Every parking lot is a world
What were filmmakers Jeff Krulik and John Heyn thinking when they took their cameras into a Maryland parking lot in the mid-1980s to film the boisterous fans at a Judas Priest concert? As it turns out, whatever they might be thinking couldn't be nearly as entertaining as the fans themselves. Of course, the acid-washed jeans, big hair, and 13-year-old girls dangling on the arm of a boyfriend who has long left his teen years might make some viewers blanch. Still, there's something intriguing about watching the subjects of a film speak for themselves in all of their proud, drunken glory.
It has been nearly 30 years since Krulik and Heyn's short film Heavy Metal Parking Lot hit underground film festivals and cable-access shows. Now, a sleeker, tighter version of their film comes to cable network Trio in a limited original series, Parking Lot.
The original Heavy Metal Parking Lot had the hapless filmmakers mingling among stoned fans eager to keep the buzz lit, while others bounced on their own adrenaline. All were thrilled to see the greatest freakin' band in the universe, so little prompting was required to get the gregarious fans to open up, even if it was a regurgitation of what someone else just said, something read on a T-shirt, or an excuse to utter foul-mouthed non sequiturs.

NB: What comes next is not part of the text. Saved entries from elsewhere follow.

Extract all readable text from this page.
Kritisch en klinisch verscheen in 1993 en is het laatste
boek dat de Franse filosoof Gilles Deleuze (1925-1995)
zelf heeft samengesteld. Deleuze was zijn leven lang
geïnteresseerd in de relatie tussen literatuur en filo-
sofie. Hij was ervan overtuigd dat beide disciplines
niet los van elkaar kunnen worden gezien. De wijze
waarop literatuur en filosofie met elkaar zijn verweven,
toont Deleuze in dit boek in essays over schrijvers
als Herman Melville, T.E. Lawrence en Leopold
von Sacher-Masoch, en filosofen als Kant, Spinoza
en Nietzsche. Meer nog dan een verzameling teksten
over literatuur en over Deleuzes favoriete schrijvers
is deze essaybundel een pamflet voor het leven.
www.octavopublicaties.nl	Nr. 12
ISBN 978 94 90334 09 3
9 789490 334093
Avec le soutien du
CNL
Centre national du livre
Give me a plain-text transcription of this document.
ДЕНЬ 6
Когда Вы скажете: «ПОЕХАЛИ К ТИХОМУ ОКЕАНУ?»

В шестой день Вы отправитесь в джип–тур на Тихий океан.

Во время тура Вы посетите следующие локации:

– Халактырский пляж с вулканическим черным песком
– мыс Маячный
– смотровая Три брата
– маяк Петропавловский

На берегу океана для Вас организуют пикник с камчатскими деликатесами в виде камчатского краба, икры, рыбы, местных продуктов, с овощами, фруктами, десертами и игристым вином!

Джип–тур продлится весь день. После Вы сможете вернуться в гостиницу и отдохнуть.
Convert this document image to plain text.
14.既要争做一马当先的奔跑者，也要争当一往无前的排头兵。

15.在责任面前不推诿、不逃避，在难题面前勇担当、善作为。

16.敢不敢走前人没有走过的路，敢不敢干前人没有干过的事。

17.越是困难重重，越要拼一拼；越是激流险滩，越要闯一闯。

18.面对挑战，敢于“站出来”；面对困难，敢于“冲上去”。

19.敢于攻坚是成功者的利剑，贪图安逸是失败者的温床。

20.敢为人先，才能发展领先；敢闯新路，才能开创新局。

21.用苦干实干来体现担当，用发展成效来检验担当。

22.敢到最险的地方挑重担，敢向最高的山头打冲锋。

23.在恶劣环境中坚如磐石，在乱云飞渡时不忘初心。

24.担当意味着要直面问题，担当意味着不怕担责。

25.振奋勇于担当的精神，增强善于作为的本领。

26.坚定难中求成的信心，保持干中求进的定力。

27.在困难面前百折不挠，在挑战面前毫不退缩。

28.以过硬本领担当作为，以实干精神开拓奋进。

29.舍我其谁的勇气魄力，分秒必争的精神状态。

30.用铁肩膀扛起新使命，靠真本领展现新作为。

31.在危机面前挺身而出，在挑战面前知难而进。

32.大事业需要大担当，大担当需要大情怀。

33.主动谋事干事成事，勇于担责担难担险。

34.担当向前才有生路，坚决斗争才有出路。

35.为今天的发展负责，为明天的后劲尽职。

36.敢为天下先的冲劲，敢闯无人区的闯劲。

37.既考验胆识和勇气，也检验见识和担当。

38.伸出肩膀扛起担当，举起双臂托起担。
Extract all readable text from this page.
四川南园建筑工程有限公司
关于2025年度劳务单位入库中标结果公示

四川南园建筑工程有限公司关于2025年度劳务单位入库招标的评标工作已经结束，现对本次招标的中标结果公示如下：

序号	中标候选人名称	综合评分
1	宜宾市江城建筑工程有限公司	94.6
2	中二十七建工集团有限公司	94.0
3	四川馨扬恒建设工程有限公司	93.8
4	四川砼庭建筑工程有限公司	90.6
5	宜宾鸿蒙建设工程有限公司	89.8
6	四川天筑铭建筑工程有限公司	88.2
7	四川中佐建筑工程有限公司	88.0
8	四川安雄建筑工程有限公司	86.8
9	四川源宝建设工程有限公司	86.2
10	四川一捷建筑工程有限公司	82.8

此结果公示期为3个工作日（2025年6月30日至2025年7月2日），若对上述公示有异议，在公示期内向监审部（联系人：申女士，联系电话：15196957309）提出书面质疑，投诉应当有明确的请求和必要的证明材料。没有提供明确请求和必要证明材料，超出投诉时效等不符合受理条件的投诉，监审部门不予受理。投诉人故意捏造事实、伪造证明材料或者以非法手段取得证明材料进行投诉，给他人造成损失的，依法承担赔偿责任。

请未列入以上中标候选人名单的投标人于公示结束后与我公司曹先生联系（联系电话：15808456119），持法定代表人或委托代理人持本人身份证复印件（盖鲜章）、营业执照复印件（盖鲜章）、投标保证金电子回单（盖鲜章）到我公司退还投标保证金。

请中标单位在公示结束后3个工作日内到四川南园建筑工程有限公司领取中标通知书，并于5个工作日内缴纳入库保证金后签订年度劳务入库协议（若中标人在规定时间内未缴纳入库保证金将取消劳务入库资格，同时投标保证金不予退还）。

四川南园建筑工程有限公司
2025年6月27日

Interestingly, and perhaps as a reminder that getting face time was not always the height of hipness that it is today, there were a few suspicious of the filmmakers. Why were they filming and for what purpose? Who would want to film a bunch of freaks in a parking lot? Who would watch, and who would care?
How things have changed.
In Radical Media's Parking Lot, fans are not only eager to share their glowing praise of their chosen star, but now that most of us have been schooled in how to be real -- thanks to reality TV -- most of the subjects in Parking Lot not only feel obliged to speak, but are happy to have finally happened upon their 15 minutes.
The results are as intriguing and amusing as the original film, but with a more confident hand and a more diverse palette. Parking Lot starts where Heavy Metal Parking Lot left off, at another heavy metal concert, this one starring Motörhead in Asbury Park, N.J. From there, the series crisscrosses the nation to meet fans of other predilections. Though heavy metal fans have little in common with Cher fans, or Cher fans with cat lovers, one thing is clear: All of that jeering and the sidelong glances you toss to that crazy bunch of fans you couldn't imagine being a part of might someday be reflected back, when you find yourself panting and sweating outside an event headlined by celebrity X. Just make sure there's not a camera around if you don't want proof.
Here's a glimpse of what's featured in Parking Lot:
Premiere episode: Heavy metal fans of Motörhead in New Jersey; Cher fans (and impersonators) in Atlanta; sci-fi fanatics at a sci-fi convention in Stony Brook, N.Y. (The first televised screening of Heavy Metal Parking Lot follows.)
Episode 2: 50 Cent fans compete for tickets to the rapper's first major tour; Yanni fans swoon in D.C.; wrestling fans await a glimpse of their favorite wrestlers outside a WWE event in Richmond, Va.
Episode 3: Phishheads tailgate and set up a marketplace in Philadelphia; Dolly Parton fans wait for a glimpse of the country queen at the Dollywood Parade in Tennessee; surfers gather to catch a wave in San Diego.
Episode 4: Multigenerational fans gather to catch Mickey Mouse Club alums Justin Timberlake and Christina Aguilera in Phoenix, while the grand and leisurely traditions of the Kentucky Derby are revealed at the annual event down South; a Civil War re-enactment and the people who perform in it are featured in Selma, Ala.
Episode 5: Stevie Nicks fans come out for a Fleetwood Mac concert in Massachusetts; tattoo artists and the people they illustrate are on display in Tampa Bay; elsewhere in Florida, cats and the humans they tolerate mince for the camera at a cat show.
Episode 6: The Live Music Capital of the World is the location of a Dixie Chicks concert shortly after their anti-Bush comments in Europe; soap fans get weak-kneed outside the Daytime Emmy Awards in New York City; and, finally, White Stripes fans in Boston share their devotion.
Parking Lot airs at 8pm on consecutive nights beginning Sunday (Jan. 25) on Trio.